Afterword and Acknowledgments
On October 16, 1940, an attempt was made to arrest a Tohono O’odham Chief named Pia Machita. He had refused to allow his people to be registered for the newly instituted military draft. A beaten and bloodied posse was run out of his village, after which the recalcitrant Papago and his people disappeared into the desert. Despite the best efforts of tribal and federal authorities, they remained at large, and in what was effectively a state of war with the United States and the Bureau of Indian Affairs, until they were captured in May 1941.
The concept for The Grey Pilgrim is based on that incident, chronicled by Elmer W. Flaccus in his article, “Arizona’s Last Great Indian War,” The Journal of Arizona History, Vol. 22, No. 1, 1981. Though an attempt to capture the mood of the people, places, and times in which Pia Machita’s rebellion occurred may have produced other similarities, this is an imaginative work, not a fictional account of historic events.
I would like to apologize to the Tohono O’odham for having created a fictional rival to a fascinating and complex individual who steadfastly followed the dictates of his own grey pilgrim, and for any misrepresentations of their culture inadvertently made.
I owe so much to Kathryn A. Munday, George Michael Jacobs, and Dr. Gary Orin Rollefson, special friends who allowed themselves to be imposed upon for reaction to and assistance with various phases of the original story. My pilgrimag
e might never have begun but for Dr. Karl H. Schlesier, who first introduced me to Jujul (under many other names). The first version of the novel could not have been completed without the guidance of Martha Gore and Peter Rubie, and the suggestions of Thomas J. Riste and David Yetman.
Not many authors have the opportunity to revise a novel after it has been published. Most probably wouldn’t want to. Perhaps they are wiser than I.

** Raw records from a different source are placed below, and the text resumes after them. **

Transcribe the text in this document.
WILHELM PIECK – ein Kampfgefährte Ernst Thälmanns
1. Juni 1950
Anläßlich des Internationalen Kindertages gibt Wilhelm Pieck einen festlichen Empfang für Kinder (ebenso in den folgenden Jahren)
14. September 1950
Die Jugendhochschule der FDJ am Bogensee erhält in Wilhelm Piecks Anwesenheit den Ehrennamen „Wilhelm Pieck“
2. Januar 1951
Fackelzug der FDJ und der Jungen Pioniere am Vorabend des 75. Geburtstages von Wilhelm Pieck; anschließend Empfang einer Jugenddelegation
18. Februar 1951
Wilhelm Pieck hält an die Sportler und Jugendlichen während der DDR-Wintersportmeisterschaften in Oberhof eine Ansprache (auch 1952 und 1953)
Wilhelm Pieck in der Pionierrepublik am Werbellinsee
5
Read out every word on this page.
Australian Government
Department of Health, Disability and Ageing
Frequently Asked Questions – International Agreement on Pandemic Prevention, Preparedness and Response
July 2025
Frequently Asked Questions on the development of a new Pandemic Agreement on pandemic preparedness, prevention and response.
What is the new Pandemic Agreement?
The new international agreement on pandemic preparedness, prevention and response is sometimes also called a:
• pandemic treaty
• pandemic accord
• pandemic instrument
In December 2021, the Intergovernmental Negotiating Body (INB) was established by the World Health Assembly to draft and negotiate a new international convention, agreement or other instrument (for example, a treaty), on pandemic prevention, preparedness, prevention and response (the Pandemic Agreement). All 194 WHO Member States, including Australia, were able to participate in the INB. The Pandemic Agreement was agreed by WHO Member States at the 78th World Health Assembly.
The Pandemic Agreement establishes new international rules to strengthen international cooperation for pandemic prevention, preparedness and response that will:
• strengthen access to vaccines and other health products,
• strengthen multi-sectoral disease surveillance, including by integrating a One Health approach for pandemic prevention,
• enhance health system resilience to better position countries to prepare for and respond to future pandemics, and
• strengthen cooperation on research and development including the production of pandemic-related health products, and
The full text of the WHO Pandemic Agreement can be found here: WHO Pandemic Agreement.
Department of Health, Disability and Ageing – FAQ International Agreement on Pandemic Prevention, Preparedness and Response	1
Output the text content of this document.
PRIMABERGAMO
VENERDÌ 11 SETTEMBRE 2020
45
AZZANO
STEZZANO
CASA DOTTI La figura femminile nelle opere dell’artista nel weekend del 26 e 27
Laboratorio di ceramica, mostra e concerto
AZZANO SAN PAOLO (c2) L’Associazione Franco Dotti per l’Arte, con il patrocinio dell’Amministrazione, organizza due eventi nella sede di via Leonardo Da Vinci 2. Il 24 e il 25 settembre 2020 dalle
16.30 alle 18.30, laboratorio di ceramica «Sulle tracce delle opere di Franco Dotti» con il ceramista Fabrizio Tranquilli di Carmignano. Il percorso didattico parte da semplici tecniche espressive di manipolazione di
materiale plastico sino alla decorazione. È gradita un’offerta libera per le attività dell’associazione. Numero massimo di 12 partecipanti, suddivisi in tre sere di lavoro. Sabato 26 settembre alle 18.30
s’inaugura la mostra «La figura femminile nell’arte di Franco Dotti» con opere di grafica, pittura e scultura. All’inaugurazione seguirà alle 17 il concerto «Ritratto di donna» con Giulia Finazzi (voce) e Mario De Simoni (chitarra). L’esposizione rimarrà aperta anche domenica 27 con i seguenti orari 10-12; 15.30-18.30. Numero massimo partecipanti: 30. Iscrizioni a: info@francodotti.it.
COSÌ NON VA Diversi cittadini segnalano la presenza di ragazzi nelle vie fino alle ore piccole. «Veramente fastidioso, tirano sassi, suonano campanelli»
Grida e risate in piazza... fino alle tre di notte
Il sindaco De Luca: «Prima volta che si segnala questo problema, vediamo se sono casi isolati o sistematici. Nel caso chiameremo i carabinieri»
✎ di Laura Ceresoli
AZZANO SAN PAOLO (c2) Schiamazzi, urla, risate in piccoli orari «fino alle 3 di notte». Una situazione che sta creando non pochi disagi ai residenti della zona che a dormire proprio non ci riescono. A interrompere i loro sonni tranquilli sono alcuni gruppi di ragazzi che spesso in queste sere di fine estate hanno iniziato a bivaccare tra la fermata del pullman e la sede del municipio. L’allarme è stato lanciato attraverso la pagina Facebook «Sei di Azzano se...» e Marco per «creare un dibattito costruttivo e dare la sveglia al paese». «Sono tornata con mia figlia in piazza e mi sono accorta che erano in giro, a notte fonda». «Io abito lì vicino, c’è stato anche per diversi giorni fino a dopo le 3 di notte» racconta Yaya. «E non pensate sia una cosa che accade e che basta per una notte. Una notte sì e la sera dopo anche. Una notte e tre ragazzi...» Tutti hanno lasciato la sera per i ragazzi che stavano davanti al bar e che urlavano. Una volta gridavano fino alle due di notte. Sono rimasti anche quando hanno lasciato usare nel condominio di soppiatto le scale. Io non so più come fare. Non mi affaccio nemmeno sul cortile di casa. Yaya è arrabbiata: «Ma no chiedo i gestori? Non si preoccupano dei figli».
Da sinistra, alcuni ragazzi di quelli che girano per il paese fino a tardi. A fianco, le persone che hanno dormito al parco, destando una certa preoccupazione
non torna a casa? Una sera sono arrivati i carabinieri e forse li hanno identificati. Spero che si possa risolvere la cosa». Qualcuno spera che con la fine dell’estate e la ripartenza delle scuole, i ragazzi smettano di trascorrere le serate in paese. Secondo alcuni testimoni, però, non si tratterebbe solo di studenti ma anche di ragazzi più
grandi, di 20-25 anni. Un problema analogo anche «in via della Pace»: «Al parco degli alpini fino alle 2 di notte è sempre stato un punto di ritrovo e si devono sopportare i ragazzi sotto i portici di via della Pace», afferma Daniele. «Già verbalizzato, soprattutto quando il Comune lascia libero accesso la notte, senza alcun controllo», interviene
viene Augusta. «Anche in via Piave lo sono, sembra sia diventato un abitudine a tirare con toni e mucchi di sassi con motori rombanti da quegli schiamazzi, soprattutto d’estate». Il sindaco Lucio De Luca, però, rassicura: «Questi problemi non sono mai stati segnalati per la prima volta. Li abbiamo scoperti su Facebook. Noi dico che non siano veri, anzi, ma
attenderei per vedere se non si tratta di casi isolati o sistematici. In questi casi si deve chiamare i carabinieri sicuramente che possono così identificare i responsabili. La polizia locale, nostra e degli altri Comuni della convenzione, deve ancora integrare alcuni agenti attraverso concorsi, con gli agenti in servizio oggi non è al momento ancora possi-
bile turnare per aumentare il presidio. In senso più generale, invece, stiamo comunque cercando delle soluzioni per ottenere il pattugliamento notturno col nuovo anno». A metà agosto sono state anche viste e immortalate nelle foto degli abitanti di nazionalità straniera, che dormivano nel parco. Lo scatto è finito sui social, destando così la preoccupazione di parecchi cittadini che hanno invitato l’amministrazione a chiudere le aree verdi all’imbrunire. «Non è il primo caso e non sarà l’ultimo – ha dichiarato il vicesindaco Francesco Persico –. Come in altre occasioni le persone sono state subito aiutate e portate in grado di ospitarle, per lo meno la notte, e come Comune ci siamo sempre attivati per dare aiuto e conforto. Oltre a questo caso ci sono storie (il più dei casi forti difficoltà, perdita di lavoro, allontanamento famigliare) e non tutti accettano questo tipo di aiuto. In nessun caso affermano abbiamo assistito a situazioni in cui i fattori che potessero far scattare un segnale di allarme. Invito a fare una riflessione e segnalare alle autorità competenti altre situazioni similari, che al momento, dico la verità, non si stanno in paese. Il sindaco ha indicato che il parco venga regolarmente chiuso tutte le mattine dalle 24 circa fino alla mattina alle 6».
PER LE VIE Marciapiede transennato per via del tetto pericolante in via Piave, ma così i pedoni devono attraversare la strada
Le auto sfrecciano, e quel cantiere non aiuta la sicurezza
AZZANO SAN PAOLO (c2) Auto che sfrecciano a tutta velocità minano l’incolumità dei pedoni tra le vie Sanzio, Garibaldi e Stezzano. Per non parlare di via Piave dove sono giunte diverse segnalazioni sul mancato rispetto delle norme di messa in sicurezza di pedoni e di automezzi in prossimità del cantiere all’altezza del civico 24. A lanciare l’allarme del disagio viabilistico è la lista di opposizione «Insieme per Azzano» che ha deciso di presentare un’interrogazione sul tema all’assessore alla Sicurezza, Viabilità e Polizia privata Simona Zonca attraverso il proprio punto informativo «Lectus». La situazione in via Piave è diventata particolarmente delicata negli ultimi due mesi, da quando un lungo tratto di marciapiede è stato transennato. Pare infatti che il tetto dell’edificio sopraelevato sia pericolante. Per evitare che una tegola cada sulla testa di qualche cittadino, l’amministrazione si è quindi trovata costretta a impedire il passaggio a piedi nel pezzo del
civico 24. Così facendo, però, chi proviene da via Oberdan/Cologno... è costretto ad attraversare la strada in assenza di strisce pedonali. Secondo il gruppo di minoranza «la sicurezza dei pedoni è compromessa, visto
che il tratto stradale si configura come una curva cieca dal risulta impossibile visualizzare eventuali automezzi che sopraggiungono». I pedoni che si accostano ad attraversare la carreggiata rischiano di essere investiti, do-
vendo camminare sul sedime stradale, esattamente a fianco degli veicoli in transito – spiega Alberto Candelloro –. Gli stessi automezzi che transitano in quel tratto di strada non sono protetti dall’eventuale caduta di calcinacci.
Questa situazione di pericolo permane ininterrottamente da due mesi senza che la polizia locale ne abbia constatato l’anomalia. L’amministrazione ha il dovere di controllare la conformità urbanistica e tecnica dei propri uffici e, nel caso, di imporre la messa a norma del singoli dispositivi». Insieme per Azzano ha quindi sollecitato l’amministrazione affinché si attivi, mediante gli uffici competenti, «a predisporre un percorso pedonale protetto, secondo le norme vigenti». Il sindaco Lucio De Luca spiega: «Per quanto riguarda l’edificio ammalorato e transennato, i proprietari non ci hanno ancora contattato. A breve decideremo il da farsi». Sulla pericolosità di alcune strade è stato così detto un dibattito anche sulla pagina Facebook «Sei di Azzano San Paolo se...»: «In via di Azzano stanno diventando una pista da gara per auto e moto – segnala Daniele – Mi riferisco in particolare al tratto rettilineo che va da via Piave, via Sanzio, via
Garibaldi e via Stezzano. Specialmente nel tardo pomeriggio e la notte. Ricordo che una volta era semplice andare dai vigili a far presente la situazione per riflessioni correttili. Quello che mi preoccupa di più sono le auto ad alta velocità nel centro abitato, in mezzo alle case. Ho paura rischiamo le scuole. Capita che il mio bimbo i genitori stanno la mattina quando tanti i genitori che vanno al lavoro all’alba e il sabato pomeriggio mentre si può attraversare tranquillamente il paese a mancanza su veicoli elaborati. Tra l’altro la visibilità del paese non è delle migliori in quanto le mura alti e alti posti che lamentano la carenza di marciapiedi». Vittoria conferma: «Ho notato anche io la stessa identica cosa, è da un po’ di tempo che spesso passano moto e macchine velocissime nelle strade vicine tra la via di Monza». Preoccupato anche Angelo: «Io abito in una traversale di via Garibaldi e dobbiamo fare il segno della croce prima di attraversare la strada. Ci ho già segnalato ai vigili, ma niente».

Barbara Peters, owner of the Poisoned Pen Mystery Bookstore in Scottsdale, reviewed the original and liked it well enough to feature it at her store, despite feeling it was out of balance. She is now Editor for the Poisoned Pen Press, and with her kind assistance, I have been given the opportunity to restore some material cut from the previous version. This edition combines what I believe are the best of both, with a little polishing and a few minor additions and deletions—lessons learned in the subsequent decade. I hope it’s a significantly better read.
Along with Barbara Peters, thanks also to Robert Rosenwald, Louis Silverstein, and all the folks at Poisoned Pen Press. If they hadn’t loved good mysteries so much that they had to begin publishing the ones that, otherwise, might be out of, or never in, print, this pilgrimage might have ended long ago. And, I would have missed some great reading.
Thanks to Paige Wheeler, my agent, for believing in, and putting up with, yet another quirky author. Many friends and family, including some who may not think so, were invaluable to the process.
Finally, special thanks to my wife, also a Barbara, but for whom the support of all the rest would have been insufficient.
For any errors or failures in the novel, I alone am responsible.